The ATO says fraudsters engaging in phone scams are using software to produce a seemingly legitimate phone number to disguise their true identity.
Last month alone, it says, scammers stole more than 800,000 dollars.
During the scam attempts, what looks like an Australian phone number might appear on caller ID on your phone as a pre-recorded, computer-generated voice message plays.
“Our department is investigating you and your family. We have tried to notify you regarding this issue but we have never got any response from you. So, it has been considered as an intentional fraud and a lawsuit has been filed under your name. In order to get more information, you can call our department number on 280 909 306. I repeat it's 280 909 306. Thank you.”
Assistant Tax Commissioner Kath Anderson says the A-T-O doesn't allow its own phone numbers to appear on caller ID and, if its staff do call people, they don't threaten them with immediate arrest. “It's important to remember that a legitimate caller from the ATO will never threaten you with arrest, never demand immediate payment especially through unusual means like bitcoin or prepaid cards. We won't refuse to allow you to speak with a trusted advisor or your regular tax agent and, importantly, our phone number does not project on caller id so if you receive a call with a call number projecting onto your phone, you can be pretty confident it's not from the ATO,” she said.
Assistant Commissioner Anderson says older Australians can be particularly vulnerable. “The elderly, people who are living on their own and what we've seen recently is, for example, one elderly person who over the course of about five months paid $230,000 to the scammers.

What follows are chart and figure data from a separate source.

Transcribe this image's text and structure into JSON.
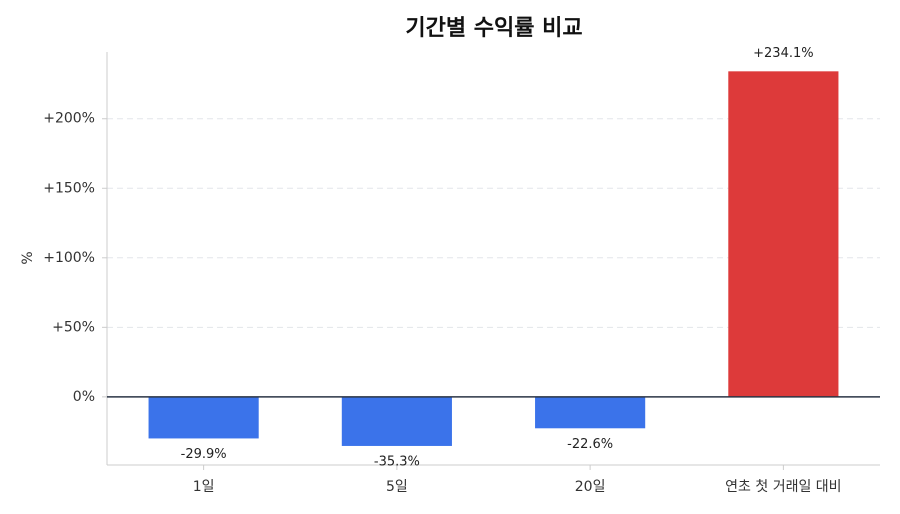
{
  "chart_data": {
    "type": "bar",
    "title": "기간별 수익률 비교",
    "y_label": "%",
    "categories": [
      "1일",
      "5일",
      "20일",
      "연초 첫 거래일 대비"
    ],
    "values": [
      -29.9,
      -35.3,
      -22.6,
      234.1
    ],
    "value_labels": [
      "-29.9%",
      "-35.3%",
      "-22.6%",
      "+234.1%"
    ],
    "colors": [
      "#3b73ea",
      "#3b73ea",
      "#3b73ea",
      "#dd3a3a"
    ],
    "ylim": [
      -49,
      248
    ],
    "yticks": [
      {
        "value": 0,
        "label": "0%"
      },
      {
        "value": 50,
        "label": "+50%"
      },
      {
        "value": 100,
        "label": "+100%"
      },
      {
        "value": 150,
        "label": "+150%"
      },
      {
        "value": 200,
        "label": "+200%"
      }
    ],
    "grid": true
  }
}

Now what they do is they threaten these people, then they panic and that's when they end up paying the money,” ms Anderson added.

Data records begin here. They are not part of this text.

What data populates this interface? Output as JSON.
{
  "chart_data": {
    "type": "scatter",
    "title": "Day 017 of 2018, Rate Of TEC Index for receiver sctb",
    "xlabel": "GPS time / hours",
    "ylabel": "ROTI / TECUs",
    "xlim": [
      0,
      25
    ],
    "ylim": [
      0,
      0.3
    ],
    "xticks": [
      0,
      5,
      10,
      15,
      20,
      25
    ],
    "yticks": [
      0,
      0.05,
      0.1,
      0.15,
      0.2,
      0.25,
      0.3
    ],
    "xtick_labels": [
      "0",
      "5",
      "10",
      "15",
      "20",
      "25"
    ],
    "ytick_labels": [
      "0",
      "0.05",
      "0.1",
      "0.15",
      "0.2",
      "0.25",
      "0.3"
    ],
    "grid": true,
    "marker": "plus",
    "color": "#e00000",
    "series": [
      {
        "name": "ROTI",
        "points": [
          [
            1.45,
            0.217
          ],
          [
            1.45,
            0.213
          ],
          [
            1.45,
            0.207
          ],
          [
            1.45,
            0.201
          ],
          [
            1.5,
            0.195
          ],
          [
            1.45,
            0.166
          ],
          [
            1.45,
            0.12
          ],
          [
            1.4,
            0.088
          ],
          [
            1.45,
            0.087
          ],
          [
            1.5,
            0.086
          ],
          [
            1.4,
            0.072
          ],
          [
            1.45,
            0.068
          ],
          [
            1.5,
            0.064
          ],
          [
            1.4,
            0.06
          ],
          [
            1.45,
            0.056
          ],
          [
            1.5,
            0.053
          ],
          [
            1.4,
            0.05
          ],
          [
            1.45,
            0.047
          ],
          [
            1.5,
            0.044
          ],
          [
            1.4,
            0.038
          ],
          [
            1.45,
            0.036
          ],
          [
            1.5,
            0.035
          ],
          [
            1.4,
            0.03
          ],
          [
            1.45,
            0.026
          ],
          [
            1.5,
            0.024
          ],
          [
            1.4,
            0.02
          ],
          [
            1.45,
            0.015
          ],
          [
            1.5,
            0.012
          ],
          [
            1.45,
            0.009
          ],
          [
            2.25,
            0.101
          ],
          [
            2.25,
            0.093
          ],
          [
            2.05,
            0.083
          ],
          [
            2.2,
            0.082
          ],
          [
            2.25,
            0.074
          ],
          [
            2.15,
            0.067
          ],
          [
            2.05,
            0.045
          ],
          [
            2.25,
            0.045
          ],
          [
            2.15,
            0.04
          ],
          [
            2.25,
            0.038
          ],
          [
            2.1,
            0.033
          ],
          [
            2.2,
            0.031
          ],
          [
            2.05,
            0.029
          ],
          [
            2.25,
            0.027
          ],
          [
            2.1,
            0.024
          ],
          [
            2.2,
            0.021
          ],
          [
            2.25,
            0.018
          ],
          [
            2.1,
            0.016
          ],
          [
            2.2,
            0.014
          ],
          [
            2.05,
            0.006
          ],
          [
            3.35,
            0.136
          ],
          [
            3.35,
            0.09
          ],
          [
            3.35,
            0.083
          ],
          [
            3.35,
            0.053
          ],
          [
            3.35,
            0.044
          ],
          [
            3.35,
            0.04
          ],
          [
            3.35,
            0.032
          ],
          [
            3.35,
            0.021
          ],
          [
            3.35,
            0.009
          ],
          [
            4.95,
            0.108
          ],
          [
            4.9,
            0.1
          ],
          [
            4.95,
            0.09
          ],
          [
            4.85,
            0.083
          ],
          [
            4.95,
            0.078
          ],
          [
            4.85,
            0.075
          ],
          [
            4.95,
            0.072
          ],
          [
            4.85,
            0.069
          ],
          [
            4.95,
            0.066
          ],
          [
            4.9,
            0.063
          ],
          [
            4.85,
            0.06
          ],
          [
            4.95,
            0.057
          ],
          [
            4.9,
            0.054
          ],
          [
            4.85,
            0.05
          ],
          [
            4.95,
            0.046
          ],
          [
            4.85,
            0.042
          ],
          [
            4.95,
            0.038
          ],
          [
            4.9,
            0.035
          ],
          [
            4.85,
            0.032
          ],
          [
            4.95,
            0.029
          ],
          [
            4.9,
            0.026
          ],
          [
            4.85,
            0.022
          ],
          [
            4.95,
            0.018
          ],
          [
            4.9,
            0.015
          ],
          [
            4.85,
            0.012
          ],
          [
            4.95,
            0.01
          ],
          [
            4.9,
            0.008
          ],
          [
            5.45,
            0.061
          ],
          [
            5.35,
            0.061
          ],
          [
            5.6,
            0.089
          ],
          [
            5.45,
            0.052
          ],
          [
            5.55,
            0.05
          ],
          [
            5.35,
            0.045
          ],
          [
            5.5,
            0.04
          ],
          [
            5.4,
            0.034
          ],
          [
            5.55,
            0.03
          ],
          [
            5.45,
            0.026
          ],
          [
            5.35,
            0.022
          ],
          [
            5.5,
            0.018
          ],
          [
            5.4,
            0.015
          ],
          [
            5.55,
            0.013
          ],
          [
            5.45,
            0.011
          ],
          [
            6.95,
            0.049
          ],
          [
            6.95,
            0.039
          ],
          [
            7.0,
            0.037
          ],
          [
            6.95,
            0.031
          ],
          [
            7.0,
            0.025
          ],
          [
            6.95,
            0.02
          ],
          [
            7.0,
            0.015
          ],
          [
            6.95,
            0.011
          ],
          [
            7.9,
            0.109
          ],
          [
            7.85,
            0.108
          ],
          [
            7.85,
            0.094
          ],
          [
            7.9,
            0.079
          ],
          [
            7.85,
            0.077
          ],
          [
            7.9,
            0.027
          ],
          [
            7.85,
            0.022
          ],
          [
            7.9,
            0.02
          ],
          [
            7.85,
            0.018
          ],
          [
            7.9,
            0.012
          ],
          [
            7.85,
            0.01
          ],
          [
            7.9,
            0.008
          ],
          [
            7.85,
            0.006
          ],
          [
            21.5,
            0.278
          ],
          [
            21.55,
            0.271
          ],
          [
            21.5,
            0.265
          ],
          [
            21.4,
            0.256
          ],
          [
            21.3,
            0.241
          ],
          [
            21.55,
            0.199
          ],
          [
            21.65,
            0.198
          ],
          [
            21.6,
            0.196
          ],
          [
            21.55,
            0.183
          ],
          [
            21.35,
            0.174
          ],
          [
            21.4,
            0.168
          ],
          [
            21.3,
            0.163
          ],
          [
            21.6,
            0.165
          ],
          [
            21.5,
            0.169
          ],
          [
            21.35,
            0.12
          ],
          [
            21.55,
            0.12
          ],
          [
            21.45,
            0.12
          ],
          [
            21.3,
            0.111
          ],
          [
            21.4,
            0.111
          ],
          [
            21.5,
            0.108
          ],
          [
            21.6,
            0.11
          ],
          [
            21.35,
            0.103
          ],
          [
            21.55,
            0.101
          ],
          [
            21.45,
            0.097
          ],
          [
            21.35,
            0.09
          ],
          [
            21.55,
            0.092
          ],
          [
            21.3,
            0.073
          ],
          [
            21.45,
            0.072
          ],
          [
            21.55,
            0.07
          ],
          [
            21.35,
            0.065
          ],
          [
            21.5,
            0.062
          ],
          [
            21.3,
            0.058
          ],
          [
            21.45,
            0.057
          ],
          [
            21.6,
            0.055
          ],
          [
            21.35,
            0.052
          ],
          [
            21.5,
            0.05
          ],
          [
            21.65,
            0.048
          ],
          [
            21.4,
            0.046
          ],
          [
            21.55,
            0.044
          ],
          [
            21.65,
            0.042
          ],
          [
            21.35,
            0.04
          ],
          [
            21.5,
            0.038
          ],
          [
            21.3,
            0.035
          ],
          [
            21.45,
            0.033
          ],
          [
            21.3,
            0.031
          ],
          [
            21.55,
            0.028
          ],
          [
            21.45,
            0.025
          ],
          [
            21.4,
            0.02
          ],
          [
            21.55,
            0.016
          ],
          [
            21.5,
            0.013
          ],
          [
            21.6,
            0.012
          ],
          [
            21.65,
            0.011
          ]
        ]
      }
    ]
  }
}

Professor of Cyber Security at the University of the Sunshine Coast, Dave Lacey says the criminals making the calls hope their potential victims will respond out of fear. “Well what they're trying to do is elicit an emotional response of you where you're reacting without thinking, that's absolutely in the scammers tool kit, that's what they want to happen and they do that by scaring you and whether it's an arrest or a big bill or, you know, you're going to have your telephone line cut off or your energy cut off, whatever it might be, that's what they're going for,” he said.
Professor Lacey says people need to resist any pressure to make quick decisions, which is a common tactic used by the fraudsters. “Don't feel pressured into responding to a contact that someone initiates with you even if they represent themselves as big business or big government. In absolute concrete terms, the Tax Office, Centrelink, Medicare don't ring you and demand payment over the phone. It's a process in government that is a bureaucracy, it takes time, there's multiple other long-winded ways they engage - so have a healthy sense of scepticism, do your own research and be proactive and make your own inquiries and make your own phone call and engage in that way,” Prof. Lacey added.